Publicado em 23.11.2012 12:27:52

Por Nei Lopes – Consciência Negra somos nós, em nossa real dimensão de seres humanos, sabendo o que somos, de onde viemos e para onde vamos. Consciência Negra não é racismo ou complexo de inferioridade e,  sim, um anseio legítimo de expansão e crescimento. Não é separatismo,  segregacionismo, ressentimento, ódio ou desprezo pelos outros grupos que  constituem a Nação brasileira. Quando te disserem que você quer dividir o Brasil em “pretos” e  “brancos”, mostre que essa divisão sempre existiu. Se insistirem na  acusação, mostre que, neste país, 121 anos após a Abolição, em todas as  instâncias, o Poder é sempre branco. E que até mesmo como técnicos de  futebol ou carnavalescos de escolas de samba, os negros só aparecem como  exceção.

Quando, ainda batendo nessa tecla, te disserem que o Brasil é um país  mestiço, concorde. Mas ressalve que essa mestiçagem só ocorre, com  naturalidade, na base da pirâmide social, e nunca nas altas esferas do  Poder. E que o argumento da “mestiçagem brasileira” tem legitimado a  expropriação de muitas das criações do povo negro, do samba ao  candomblé.

Quando te jogarem na cara a afirmação de que a África também teve  escravidão, ensine a eles a diferença entre “servidão” e “cativeiro”.  Mostre que a escravidão tradicional africana tinha as mesmas  características da instituição em outras partes do mundo, principalmente  numa época em que essa era a forma usual de exploração da força de  trabalho. Lembre que, no escravismo tradicional africano, que separava  os mais poderosos dos que nasciam sem poder, o bom escravo podia casar  na família do seu senhor, e até tornar-se herdeiro.

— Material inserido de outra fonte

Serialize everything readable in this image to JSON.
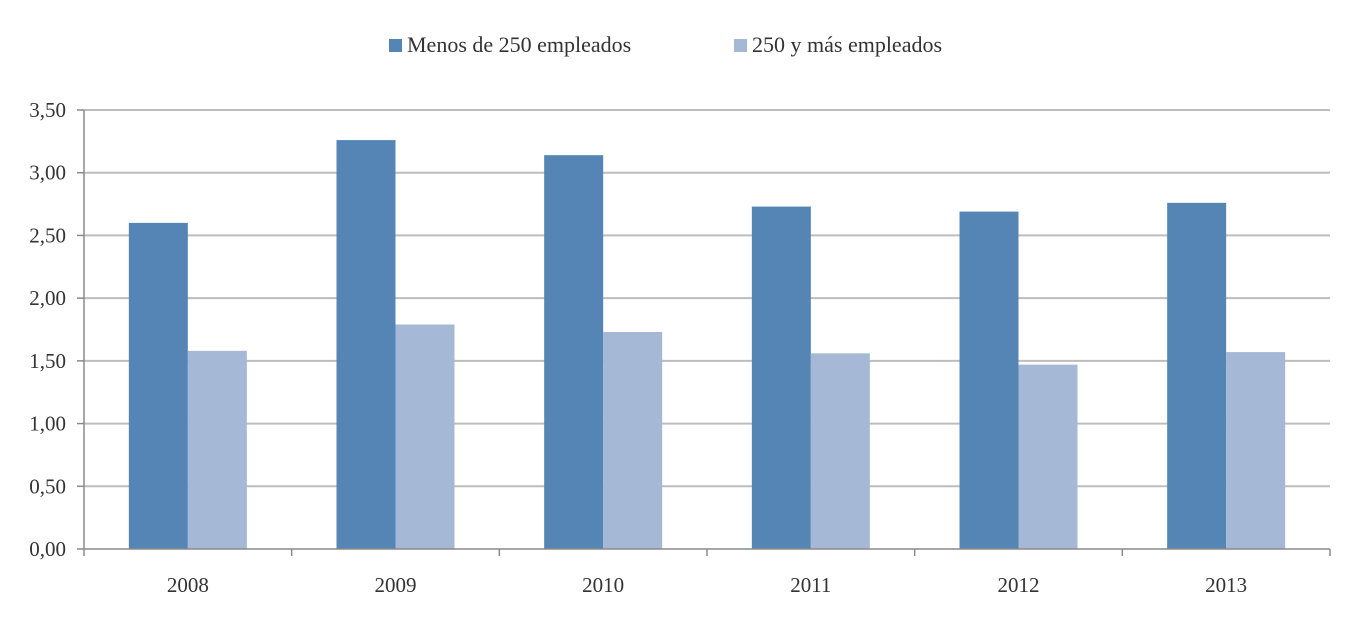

E assim, se, por exemplo, no século XVII, Zumbi dos Palmares teve  escravos, como parece certo, foi exatamente dentro desse contexto  histórico e social. Diga, mais, a eles que, na África, foram primeiro  levantinos e, depois, europeus que transformaram a escravidão em um  negócio de altas proporções. Chegando, os europeus, ao ponto de  fomentarem guerras para, com isso, fazerem mais cativos e lucrarem com a  venda de armas e seres humanos.

Diga, ainda, na cara deles que, embora africanos também tenham  vendido africanos como escravos, a África não ganhou nada com o  escravismo, muito pelo contrário. Mas a Europa, esta sim, deu o seu  grande salto, assumindo o protagonismo mundial, graças ao capital que  acumulou com a escravidão africana. Da mesma que forma que a Ásia Menor,  com o tráfico pelo Oceano Índico, desde tempos remotos.

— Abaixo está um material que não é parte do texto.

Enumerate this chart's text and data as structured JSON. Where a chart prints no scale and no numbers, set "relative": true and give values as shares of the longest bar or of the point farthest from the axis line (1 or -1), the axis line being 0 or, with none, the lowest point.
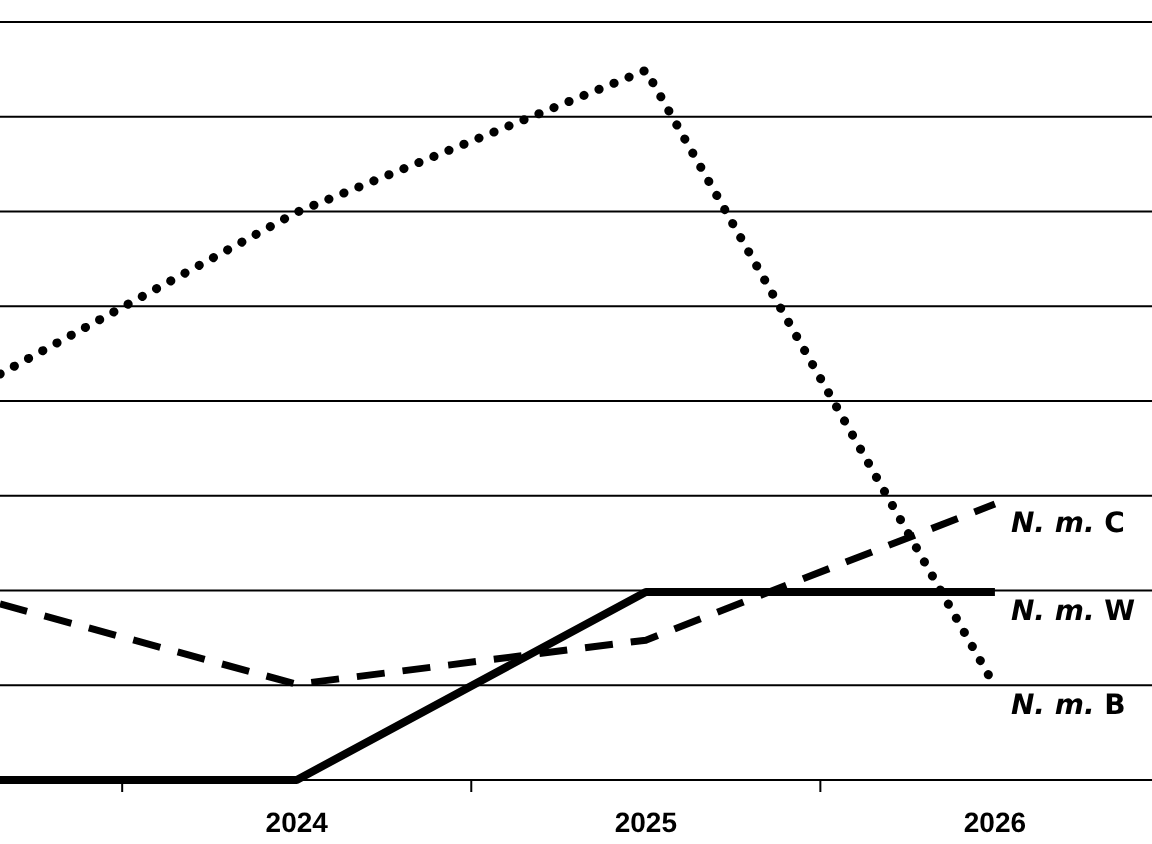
{
  "chart_data": {
    "type": "line",
    "relative": true,
    "grid": "y",
    "x": [
      2023.15,
      2024,
      2025,
      2026
    ],
    "xlim": [
      2023.15,
      2026.45
    ],
    "xticks": [
      {
        "value": 2023.5,
        "label": null
      },
      2024,
      {
        "value": 2024.5,
        "label": null
      },
      2025,
      {
        "value": 2025.5,
        "label": null
      },
      2026
    ],
    "series": [
      {
        "name": "N. m. B",
        "color": "#000000",
        "line_style": "dotted",
        "values": [
          0.572,
          0.8,
          1,
          0.132
        ]
      },
      {
        "name": "N. m. C",
        "color": "#000000",
        "line_style": "dashed",
        "values": [
          0.248,
          0.135,
          0.197,
          0.389
        ]
      },
      {
        "name": "N. m. W",
        "color": "#000000",
        "line_style": "solid",
        "values": [
          0,
          0,
          0.265,
          0.265
        ]
      }
    ]
  }
}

Quando te enervarem dizendo que “movimento negro” é imitação de  americano, esclareça que já em 1833, no Rio, o negro Francisco de Paula  Brito (cujo bicentenário estamos comemorando) liderava a publicação de  um jornal chamado O Homem de Cor, veiculando, mesmo com as limitações de  sua época, reivindicações do povo negro. Que daí, em diante, a  mobilização dos negros em busca de seus direitos, nunca deixou de  existir. E isto, na publicação de jornais e revistas, na criação de  clubes e associações, nas irmandades católicas, nas casas de candomblé…  Etc.etc.etc.

Aí, pergunte a eles se já ouviram falar no clube Floresta Aurora,  fundado em 1872 em Porto Alegre e ativo até hoje; se têm ideia do que  foi a Frente Negra Brasileira, a partir de 1931, e o Teatro Experimental  do Negro, de 1944. Mostre a eles que movimento negro não é um modismo  brasileiro. Que a insatisfação contra a exclusão é geral. Desde a  fundação do “Partido Independiente de Color”, em Cuba, 1908, passando  pelo movimento “Nuestra Tercera Raíz” dos afro-mexicanos, em 1991; pela  eleição do afro-venezuelano Aristúbolo Isturiz como prefeito de Caracas,  em 1993; pelo esforço de se incluírem conteúdos afro-originados no  currículo escolar oficial colombiano no final dos 1990; e chegando à  atual mobilização dos afrodescendentes nas províncias argentinas de  Corrientes, Entre Rios e Missiones, para só ficar nesses exemplos.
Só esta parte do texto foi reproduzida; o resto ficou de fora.